Kedutaan besar Israel bersiaga setelah ancaman pembalasan Iran, laporan N12 Israel

Kedutaan besar Israel bersiaga setelah ancaman pembalasan Iran, laporan N12 Israel


JERUSALEM: Israel menempatkan kedutaan besarnya di seluruh dunia dalam siaga tinggi pada hari Sabtu setelah ancaman pembalasan Iran menyusul pembunuhan seorang ilmuwan nuklir di dekat Teheran, berita Israel N12 melaporkan pada hari Sabtu.
Seorang juru bicara Kementerian Luar Negeri Israel mengatakan kementerian tidak mengomentari masalah keamanan terkait perwakilannya di luar negeri.
Iran menyalahkan Israel atas pembunuhan Mohsen Fakhrizadeh, yang meninggal pada hari Jumat setelah pria bersenjata menyergapnya di mobilnya.
Pemimpin tertinggi Iran berjanji pada hari Sabtu untuk membalas pembunuhan ilmuwan nuklir top Republik Islam itu, yang diyakini oleh Barat dan Israel sebagai perancang program rahasia Iran untuk membuat senjata.
Ayatollah Ali Khamenei, otoritas tertinggi Iran yang mengatakan Teheran tidak pernah mencari senjata nuklir, berjanji dalam pernyataannya di Twitter untuk melanjutkan pekerjaan Mohsen Fakhrizadeh, yang meninggal pada hari Jumat setelah pria bersenjata menyergapnya di mobilnya dekat Teheran.
Pembunuhan itu, yang segera disalahkan oleh presiden Iran atas Israel, mengancam akan memicu konfrontasi baru di Timur Tengah pada minggu-minggu terakhir masa jabatan Presiden AS Donald Trump.
Itu juga bisa mempersulit upaya apa pun oleh Presiden terpilih Joe Biden untuk menghidupkan kembali ketegangan dengan Teheran yang dipalsukan ketika dia berada di pemerintahan Barack Obama. Trump menarik Washington keluar dari pakta nuklir internasional 2015 yang disepakati dengan Teheran.

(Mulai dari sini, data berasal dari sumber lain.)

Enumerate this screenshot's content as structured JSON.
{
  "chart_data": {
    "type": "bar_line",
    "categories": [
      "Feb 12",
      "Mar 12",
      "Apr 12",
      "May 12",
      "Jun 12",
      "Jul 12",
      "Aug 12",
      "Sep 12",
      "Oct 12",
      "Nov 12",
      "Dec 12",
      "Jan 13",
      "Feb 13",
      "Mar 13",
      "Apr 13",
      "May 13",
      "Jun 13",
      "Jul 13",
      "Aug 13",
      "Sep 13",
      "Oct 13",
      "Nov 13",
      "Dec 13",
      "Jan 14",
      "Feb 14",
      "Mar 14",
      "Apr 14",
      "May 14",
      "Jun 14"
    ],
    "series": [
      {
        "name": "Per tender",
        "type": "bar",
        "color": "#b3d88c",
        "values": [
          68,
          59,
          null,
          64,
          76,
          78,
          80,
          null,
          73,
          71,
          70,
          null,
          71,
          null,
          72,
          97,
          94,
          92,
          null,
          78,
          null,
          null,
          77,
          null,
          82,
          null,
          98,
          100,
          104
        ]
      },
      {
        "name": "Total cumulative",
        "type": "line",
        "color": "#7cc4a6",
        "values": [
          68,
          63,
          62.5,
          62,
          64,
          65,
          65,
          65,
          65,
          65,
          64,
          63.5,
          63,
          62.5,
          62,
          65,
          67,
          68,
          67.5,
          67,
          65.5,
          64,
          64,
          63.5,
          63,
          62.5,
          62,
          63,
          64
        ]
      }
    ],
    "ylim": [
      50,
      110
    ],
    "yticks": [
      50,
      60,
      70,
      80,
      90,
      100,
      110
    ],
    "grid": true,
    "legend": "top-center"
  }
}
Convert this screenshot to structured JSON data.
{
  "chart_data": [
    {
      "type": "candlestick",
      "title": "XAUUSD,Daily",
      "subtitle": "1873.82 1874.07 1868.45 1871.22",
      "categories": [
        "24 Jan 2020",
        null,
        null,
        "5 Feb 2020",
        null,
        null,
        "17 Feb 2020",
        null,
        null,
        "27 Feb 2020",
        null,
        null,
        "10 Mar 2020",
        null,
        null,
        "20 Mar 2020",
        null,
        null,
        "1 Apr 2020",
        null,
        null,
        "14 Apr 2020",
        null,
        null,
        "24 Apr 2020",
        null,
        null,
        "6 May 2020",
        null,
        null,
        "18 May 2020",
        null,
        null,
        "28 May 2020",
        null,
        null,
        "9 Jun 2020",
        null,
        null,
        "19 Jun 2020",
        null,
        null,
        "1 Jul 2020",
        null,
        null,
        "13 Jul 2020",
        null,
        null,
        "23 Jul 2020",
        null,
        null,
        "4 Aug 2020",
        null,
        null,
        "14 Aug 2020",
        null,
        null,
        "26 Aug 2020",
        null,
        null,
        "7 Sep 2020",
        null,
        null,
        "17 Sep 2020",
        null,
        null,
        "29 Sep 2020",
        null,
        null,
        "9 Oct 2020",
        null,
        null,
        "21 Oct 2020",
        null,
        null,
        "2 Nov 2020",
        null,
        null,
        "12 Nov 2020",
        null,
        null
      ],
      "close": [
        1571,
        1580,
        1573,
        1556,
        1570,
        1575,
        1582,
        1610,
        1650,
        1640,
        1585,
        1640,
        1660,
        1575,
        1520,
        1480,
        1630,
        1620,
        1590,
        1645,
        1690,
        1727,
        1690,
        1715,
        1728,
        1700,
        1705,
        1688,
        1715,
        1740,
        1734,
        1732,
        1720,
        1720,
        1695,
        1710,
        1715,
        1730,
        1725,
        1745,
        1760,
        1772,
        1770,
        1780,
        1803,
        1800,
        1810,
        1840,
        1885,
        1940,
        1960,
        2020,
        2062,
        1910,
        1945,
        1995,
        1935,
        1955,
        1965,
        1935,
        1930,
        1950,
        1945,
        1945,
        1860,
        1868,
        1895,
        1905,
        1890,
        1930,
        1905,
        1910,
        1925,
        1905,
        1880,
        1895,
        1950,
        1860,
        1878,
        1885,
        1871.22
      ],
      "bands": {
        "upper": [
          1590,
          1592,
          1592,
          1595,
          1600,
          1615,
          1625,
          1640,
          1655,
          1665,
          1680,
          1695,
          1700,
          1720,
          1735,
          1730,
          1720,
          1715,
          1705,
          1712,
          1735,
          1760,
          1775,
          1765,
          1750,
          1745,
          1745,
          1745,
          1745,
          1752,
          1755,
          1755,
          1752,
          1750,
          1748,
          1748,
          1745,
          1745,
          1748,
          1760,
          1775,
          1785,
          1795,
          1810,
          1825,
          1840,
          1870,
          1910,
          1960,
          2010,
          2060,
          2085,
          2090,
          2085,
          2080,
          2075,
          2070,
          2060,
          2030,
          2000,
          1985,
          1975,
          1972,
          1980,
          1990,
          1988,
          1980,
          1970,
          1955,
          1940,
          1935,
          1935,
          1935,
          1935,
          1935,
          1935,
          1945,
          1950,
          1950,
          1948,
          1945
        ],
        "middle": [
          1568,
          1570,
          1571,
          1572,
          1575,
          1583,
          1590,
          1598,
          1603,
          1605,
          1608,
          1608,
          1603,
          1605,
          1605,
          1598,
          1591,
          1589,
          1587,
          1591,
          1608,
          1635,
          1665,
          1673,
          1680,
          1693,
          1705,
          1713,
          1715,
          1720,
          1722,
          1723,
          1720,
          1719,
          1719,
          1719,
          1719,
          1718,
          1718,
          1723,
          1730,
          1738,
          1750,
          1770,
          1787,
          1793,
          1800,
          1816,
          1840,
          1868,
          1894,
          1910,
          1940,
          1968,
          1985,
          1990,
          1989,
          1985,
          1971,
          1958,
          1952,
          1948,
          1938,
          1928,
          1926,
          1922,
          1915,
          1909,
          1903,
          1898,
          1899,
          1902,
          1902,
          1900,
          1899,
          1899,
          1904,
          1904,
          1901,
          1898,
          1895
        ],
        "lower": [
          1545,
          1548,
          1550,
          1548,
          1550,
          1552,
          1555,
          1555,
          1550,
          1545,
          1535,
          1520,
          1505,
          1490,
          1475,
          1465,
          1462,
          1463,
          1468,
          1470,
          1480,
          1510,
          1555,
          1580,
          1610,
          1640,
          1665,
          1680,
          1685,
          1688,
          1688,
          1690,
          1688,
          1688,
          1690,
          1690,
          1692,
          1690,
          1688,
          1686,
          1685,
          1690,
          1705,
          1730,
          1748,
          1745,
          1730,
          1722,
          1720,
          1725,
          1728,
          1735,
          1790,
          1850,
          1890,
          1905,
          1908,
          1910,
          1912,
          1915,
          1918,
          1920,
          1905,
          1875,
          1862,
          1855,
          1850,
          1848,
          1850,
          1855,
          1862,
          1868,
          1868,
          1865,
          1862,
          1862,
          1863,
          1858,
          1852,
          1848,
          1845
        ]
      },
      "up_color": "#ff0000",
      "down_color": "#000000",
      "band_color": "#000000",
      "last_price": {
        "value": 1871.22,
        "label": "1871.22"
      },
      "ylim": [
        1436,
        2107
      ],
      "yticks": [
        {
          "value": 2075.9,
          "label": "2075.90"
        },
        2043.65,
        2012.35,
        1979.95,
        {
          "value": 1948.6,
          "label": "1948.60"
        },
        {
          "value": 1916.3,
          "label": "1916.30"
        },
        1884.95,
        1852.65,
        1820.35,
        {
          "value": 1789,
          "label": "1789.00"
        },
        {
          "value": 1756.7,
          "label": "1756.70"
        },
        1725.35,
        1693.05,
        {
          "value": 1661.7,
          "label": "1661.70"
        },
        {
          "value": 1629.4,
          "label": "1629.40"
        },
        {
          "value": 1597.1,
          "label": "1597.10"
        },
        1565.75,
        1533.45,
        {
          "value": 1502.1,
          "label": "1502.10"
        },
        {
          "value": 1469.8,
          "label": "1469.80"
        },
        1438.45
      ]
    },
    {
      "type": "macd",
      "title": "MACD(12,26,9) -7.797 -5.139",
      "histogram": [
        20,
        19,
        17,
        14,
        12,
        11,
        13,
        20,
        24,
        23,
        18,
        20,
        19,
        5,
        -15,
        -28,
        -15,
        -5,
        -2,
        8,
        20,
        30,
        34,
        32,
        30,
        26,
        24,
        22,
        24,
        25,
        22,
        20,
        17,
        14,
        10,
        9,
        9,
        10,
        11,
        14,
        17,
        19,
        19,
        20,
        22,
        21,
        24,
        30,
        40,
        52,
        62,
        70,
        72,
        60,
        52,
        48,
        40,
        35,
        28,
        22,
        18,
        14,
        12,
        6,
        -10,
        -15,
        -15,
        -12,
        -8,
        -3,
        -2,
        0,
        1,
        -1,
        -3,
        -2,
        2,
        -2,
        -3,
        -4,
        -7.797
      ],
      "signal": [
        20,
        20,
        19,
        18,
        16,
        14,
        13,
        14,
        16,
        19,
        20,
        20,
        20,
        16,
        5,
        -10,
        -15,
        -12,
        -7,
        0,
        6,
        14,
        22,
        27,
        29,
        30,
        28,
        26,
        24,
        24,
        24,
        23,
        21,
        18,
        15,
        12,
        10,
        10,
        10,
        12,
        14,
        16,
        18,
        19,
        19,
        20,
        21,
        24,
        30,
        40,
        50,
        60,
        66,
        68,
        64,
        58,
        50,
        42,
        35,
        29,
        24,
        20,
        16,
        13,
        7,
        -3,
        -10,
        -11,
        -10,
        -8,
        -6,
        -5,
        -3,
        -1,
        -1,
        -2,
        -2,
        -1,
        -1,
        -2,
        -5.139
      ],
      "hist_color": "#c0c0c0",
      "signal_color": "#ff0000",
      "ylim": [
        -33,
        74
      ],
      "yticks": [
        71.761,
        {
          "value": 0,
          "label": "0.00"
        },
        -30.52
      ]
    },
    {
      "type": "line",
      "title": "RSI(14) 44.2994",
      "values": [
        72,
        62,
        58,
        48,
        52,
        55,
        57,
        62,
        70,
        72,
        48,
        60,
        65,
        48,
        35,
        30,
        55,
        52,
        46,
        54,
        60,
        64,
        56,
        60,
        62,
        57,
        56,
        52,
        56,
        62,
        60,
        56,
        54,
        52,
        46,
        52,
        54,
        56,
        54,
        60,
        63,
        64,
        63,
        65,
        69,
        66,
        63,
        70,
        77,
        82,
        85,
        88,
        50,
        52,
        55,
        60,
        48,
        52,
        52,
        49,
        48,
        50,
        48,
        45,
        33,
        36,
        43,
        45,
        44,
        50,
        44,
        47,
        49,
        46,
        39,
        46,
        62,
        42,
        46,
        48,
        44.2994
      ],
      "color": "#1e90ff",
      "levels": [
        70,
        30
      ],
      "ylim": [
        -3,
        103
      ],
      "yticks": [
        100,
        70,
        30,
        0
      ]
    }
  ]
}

Khamenei mengatakan dalam posting Twitternya bahwa para pejabat Iran harus mengambil tugas “mengejar kejahatan ini dan menghukum pelakunya dan mereka yang memerintahkannya.”
Presiden Iran Hassan Rouhani mengatakan dalam pertemuan kabinet yang disiarkan televisi bahwa Iran akan menanggapi “pada waktu yang tepat.”
“Sekali lagi, tangan jahat Kesombongan Global dan tentara bayaran Zionis berlumuran darah seorang putra Iran,” katanya, menggunakan istilah yang digunakan pejabat untuk merujuk pada Israel.
Israel menolak mengomentari pembunuhan itu. Gedung Putih, Pentagon, Departemen Luar Negeri AS dan CIA juga menolak berkomentar, begitu pula tim transisi Biden.
‘INGAT NAMA ITU’
Setidaknya empat ilmuwan tewas antara 2010 dan 2012 dalam apa yang dikatakan Teheran sebagai program pembunuhan yang bertujuan menyabotase program energi nuklirnya. Iran selalu membantah mengejar senjata nuklir, dengan mengatakan tujuannya hanya untuk tujuan damai.
Kantor berita semi-resmi Tasnim melaporkan bahwa sebuah mobil bermuatan bahan peledak meledak di dekat kendaraan Fakhrizadeh dan salah satu pembunuh kemudian menyemprotkannya dengan peluru. Ilmuwan itu dibawa ke rumah sakit terdekat, di mana dia meninggal.
Fakhrizadeh tidak memiliki profil publik, tetapi dianggap mengepalai apa yang Badan Energi Atom Internasional (IAEA), pengawas nuklir PBB, dan badan intelijen AS yakini sebagai program senjata nuklir Iran, yang disimpan pada tahun 2003.
Dia adalah satu-satunya ilmuwan Iran yang disebutkan dalam “penilaian akhir” IAEA tahun 2015 atas pertanyaan terbuka tentang program nuklir Iran. Dikatakan dia mengawasi kegiatan “dalam mendukung kemungkinan dimensi militer untuk program nuklir (Iran)”.
Dia adalah tokoh sentral dalam presentasi Perdana Menteri Israel Benjamin Netanyahu pada 2018 yang menuduh Iran terus mencari senjata nuklir. “Ingat nama itu, Fakhrizadeh,” kata Netanyahu saat itu.
Badan intelijen AS dan Badan Energi Atom Internasional percaya Iran menghentikan program senjata terkoordinasi pada tahun 2003.
IAEA mengatakan tidak memiliki indikasi kredibel aktivitas di Iran yang relevan dengan pengembangan alat peledak nuklir setelah 2009.